A recent joint venture involved creating a mosaic on the theme of nature. Anyone who came in to the Centre via the café was invited to join in and it took us three months to complete. We had a community artist working with us and the result is wonderful – the folks who aren't used to being creative have something to be very proud of. As far as the theme of it is concerned, for those who have no faith it's nature, for those with faith it's creation. This is the best visual example so far of what we are trying to do together.
I think at the beginning of all of this people said, 'Let's have a church within a Children's Centre' but what that actually means in practice is very different to what some imagined it would be. It can be a challenge for many to realise that church can look very different from the way they might expect. Folk outside of our fellowship find it hard to take on board that we're all about supporting people in living as good a life as they can in their community.
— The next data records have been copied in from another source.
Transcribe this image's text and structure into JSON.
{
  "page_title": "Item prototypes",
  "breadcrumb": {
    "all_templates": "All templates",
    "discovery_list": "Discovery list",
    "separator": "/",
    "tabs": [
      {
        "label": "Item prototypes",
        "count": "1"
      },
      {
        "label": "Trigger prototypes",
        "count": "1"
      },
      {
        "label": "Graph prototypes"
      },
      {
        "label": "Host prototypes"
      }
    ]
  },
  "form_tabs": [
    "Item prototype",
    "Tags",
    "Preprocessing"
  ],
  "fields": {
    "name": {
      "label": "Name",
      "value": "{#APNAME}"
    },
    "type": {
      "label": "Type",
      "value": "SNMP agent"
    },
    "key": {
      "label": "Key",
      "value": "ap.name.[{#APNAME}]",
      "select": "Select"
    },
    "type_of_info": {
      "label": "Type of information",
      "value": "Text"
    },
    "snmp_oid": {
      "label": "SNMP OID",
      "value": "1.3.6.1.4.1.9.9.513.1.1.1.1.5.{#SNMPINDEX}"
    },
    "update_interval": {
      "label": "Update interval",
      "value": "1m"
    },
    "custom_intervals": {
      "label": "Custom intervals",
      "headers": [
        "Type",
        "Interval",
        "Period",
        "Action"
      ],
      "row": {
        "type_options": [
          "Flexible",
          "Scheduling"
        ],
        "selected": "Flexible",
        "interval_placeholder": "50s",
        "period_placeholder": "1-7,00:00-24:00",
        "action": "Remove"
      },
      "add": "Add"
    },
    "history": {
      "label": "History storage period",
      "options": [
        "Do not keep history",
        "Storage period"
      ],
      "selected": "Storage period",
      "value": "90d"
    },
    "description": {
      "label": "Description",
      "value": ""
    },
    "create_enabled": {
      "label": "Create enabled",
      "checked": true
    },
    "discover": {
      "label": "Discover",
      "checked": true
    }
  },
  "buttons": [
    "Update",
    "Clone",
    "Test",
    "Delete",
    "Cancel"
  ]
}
If they ask us about our motivation, then we have an opening to tell them about the whys and wherefores behind it all – the faith that stirs us into this action. If they don't ask, we just get on with it knowing that in God's time our message will be received one way or another.
We have about 30 members and we are growing. Some of the new folk have come from very different sorts of church backgrounds, or from no church background at all but whoever you are, you still have to get through the doors in the first place. As a result, hospitality events are very popular and very rewarding. We work with the other Partners in the Centre on special occasions and we also have a hugely popular candlelight Advent Supper.
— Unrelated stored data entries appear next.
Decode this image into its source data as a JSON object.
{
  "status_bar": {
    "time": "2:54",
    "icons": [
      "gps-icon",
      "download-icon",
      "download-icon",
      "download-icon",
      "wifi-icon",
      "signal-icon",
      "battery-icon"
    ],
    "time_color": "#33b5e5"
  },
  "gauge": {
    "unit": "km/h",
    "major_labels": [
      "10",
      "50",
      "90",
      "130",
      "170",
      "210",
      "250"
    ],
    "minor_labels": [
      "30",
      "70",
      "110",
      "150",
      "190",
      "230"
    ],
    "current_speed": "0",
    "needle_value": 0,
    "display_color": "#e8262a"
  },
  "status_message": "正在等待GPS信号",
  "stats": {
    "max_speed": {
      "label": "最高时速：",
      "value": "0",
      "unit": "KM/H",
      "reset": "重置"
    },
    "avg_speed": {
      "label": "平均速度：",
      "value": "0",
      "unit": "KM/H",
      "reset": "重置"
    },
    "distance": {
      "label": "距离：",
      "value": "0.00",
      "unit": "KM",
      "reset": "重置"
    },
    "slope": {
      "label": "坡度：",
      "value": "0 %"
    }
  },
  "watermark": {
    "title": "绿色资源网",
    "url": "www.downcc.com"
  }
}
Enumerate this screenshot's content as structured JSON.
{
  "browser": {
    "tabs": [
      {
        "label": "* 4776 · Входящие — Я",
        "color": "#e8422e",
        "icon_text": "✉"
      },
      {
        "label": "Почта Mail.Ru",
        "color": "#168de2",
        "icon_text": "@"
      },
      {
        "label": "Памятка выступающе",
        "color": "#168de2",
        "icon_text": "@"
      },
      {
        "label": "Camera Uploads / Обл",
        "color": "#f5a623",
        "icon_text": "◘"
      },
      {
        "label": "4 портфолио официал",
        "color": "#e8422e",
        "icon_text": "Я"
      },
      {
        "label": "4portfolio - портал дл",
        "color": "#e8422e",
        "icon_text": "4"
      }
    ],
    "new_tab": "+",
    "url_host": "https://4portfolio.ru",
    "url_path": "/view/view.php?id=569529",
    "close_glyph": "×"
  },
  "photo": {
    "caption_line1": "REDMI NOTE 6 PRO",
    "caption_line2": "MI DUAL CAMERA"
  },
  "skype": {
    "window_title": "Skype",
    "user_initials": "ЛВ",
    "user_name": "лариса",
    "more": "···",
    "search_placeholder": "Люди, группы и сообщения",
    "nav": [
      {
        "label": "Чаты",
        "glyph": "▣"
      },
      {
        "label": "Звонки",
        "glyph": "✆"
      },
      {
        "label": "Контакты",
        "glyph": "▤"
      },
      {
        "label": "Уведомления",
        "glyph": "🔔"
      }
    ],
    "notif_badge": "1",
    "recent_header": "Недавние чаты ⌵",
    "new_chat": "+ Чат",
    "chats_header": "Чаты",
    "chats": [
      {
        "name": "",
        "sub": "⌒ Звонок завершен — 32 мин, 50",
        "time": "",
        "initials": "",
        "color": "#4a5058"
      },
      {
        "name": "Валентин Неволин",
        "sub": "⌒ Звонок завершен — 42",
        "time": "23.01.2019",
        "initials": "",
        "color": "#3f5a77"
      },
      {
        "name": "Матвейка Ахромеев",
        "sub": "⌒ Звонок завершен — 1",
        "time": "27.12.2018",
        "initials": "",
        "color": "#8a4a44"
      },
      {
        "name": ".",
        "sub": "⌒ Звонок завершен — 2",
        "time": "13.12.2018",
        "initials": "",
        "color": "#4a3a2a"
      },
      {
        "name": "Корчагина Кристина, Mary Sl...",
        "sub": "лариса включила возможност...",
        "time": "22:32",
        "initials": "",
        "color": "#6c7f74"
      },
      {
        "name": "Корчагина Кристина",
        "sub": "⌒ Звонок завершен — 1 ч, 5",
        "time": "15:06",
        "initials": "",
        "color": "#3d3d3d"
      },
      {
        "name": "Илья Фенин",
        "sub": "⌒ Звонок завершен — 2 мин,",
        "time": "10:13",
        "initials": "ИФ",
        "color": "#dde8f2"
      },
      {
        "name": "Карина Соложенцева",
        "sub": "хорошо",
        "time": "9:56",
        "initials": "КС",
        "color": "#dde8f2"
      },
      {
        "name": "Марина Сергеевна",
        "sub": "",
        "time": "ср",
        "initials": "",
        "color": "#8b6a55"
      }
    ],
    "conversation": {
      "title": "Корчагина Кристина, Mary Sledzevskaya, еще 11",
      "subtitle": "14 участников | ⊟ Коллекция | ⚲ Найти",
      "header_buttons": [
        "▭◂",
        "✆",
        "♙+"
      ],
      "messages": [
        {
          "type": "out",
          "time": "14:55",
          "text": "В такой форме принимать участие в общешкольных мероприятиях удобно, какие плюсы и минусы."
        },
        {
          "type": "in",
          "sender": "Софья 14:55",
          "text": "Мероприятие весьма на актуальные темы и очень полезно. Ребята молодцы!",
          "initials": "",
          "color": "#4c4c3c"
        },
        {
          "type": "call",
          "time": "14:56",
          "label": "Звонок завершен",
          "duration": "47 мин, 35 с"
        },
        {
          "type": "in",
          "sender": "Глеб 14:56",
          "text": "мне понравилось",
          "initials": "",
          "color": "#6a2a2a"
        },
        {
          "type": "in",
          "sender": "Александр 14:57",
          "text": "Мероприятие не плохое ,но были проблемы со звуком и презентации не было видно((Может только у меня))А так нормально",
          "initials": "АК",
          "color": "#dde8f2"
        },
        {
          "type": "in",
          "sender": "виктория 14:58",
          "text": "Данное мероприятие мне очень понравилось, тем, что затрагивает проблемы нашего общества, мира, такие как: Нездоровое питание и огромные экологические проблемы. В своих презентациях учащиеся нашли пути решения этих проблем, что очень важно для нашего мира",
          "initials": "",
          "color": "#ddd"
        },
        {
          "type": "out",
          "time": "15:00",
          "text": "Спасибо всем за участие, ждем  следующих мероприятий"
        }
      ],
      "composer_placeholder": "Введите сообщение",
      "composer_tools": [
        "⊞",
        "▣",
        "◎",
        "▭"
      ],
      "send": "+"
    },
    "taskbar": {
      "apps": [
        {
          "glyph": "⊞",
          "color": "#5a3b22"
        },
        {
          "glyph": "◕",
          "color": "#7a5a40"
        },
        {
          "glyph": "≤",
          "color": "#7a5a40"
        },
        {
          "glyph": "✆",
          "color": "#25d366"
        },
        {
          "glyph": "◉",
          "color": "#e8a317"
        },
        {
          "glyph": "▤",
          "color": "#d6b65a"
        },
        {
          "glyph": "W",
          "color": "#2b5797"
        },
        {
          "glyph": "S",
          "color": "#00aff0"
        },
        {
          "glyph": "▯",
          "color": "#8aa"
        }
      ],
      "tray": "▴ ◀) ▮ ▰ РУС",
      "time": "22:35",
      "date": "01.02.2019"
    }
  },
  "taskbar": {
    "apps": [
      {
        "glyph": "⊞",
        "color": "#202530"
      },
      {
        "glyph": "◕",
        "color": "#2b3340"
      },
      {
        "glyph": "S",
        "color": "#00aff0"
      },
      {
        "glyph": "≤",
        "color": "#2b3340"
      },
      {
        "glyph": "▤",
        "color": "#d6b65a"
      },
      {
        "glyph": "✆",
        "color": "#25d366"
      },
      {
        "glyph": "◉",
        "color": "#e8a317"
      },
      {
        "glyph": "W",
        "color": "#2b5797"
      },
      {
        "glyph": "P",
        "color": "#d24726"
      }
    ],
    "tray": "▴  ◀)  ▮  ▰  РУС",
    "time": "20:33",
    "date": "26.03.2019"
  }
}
Weekend baptisms, weddings and funerals can take place here as in any church but, mid-week – thanks to an arrangement with the Centre Management, the same services are possible. When requested, part of the premises is closed and we use a different entrance, enabling families to have their ceremony on the day and time they choose. Thus far only funerals have taken place mid-week but who knows what the future will bring.
My role is not about me alone or about building church in its narrowest sense; it's about supporting all in the challenge of looking for where God's love is already evident and joining in, it's about all of us carrying God's love to where it's needed, and it's about us together building God's community wherever God calls it to be. Not an easy task… some of the challenge comes from those who say that if people don't become 'official' members of our churches then how will we continue as a denomination? Others ask, 'If you are based in a Children's Centre, do you get children coming to church on Sunday?
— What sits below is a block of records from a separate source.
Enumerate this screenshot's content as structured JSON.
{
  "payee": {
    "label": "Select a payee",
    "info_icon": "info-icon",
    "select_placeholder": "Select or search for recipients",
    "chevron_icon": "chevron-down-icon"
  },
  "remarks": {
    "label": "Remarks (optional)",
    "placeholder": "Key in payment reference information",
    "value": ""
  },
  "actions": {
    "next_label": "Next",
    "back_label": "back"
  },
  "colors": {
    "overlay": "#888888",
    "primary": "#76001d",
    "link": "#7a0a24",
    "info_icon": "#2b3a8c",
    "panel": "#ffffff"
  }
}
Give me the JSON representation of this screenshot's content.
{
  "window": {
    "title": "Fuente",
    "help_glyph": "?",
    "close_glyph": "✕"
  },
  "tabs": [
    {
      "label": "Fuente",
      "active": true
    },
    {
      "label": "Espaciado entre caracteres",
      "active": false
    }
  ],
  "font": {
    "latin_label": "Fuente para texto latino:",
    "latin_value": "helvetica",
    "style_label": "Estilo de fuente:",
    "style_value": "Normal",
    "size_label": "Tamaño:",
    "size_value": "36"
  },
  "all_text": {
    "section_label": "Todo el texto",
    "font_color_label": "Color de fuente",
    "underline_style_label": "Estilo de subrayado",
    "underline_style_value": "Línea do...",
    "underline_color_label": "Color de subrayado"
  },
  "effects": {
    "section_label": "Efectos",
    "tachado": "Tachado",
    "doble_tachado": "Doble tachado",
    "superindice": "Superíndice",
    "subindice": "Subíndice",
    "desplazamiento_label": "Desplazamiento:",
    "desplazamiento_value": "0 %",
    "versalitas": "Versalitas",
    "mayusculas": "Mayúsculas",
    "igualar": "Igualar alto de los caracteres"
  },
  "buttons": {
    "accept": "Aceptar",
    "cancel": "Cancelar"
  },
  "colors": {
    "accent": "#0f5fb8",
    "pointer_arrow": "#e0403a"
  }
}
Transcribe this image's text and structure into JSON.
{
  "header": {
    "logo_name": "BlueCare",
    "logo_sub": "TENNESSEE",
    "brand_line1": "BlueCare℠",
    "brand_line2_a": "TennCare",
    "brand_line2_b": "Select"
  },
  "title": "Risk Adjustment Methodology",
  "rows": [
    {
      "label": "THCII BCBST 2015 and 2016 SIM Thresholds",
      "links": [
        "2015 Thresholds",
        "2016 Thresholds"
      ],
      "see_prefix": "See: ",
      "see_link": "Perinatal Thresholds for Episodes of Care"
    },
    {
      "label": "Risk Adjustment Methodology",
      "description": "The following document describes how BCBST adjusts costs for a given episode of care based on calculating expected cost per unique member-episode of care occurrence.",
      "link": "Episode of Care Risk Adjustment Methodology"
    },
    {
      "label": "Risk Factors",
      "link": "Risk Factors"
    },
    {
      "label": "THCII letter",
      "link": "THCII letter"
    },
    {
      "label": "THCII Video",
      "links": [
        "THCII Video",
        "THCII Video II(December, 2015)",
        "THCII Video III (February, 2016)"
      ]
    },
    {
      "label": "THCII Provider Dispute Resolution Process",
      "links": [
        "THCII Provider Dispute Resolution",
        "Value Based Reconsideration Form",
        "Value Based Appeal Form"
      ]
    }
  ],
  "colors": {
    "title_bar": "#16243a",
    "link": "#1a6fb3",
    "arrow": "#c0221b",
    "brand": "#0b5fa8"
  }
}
Church at The Centre believe that we are taking our worship beyond Sunday mornings and into the week, and sharing the love of God as we meet people in their everyday lives – just as Jesus did. We don't expect people to respond by falling in with past traditional patterns – all must be encouraged to worship in ways that suit them and their journey with God.
As we go forward we know we are totally reliant on faith and the way God works in the community through people who say they have no faith. Christians don't have the monopoly on God after all.